IMAGE VIA GREATER ORLANDO AVIATION AUTHORITY
Orlando International Airport is moving forward with plans to host flying taxi (we can’t say flying cars anymore) demonstrations, with the Greater Orlando Aviation Authority board recently approving the development of a vertistop, a small electric aircraft takeoff and landing pad, near the airport’s Train Station.
The vertistop will support demonstrations of electric Vertical Takeoff and Landing aircraft with the FAA, Florida Department of Transportation, NASA, local air traffic control, and the National Air Traffic Controllers Association. The project is still subject to FAA approval and FDOT support.
Air taxis are small electric aircraft designed to carry a handful of passengers on short urban or regional trips, and they’re like a cross between a helicopter and a drone, but scaled up to carry people instead of your Walmart order.
The most common design is the eVTOL (electric Vertical Takeoff and Landing aircraft), which uses multiple electric rotors to lift off and land vertically like a helicopter but flies more efficiently in cruise like a small plane. Most current designs seat two to six passengers and are intended for trips of 25 to 60 miles, making them well-suited for routes like downtown Orlando to the airport, or Tampa to Orlando. Nobody knows how much they’ll cost in the beginning, but most estimates from companies like Joby sit at around $100 to $200 for a city-to-city trip, or $3 per mile.
The move builds on Florida’s selection in March 2026 as one of eight proposals chosen under the FAA’s eVTOL and Advanced Air Mobility Integration Pilot Program, a three-year federal initiative to accelerate the safe integration of air taxis into the national airspace. The MCO vertistop is part of a broader vision to develop a full on-airport vertiport by 2030.

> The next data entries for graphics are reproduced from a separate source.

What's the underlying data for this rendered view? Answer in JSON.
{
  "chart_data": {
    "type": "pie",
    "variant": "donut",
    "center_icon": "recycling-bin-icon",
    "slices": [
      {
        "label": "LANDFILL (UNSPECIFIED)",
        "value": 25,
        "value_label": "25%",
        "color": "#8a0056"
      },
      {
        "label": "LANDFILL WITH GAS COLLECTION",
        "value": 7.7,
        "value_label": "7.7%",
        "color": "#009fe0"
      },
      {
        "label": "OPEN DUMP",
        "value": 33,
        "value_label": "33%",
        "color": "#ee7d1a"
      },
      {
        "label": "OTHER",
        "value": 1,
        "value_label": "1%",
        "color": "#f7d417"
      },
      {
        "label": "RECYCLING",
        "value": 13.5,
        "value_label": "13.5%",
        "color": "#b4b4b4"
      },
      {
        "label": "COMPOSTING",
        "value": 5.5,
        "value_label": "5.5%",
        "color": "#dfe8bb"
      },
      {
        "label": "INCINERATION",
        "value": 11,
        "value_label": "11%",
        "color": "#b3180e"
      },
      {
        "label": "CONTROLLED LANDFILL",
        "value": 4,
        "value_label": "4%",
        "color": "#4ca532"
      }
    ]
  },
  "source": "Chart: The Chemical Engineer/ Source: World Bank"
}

Several eVTOL companies are already eyeing the I-4 corridor. Archer Aviation and Joby Aviation both have active partnerships with Florida stakeholders, and FDOT has been developing a statewide Aerial Highway Network concept that would eventually connect Tampa, Orlando, and Miami with air taxi routes. A vertistop at MCO, particularly one positioned near the SunRail train station, would fit right into a multimodal hub capable of connecting passengers arriving by rail, road, or air.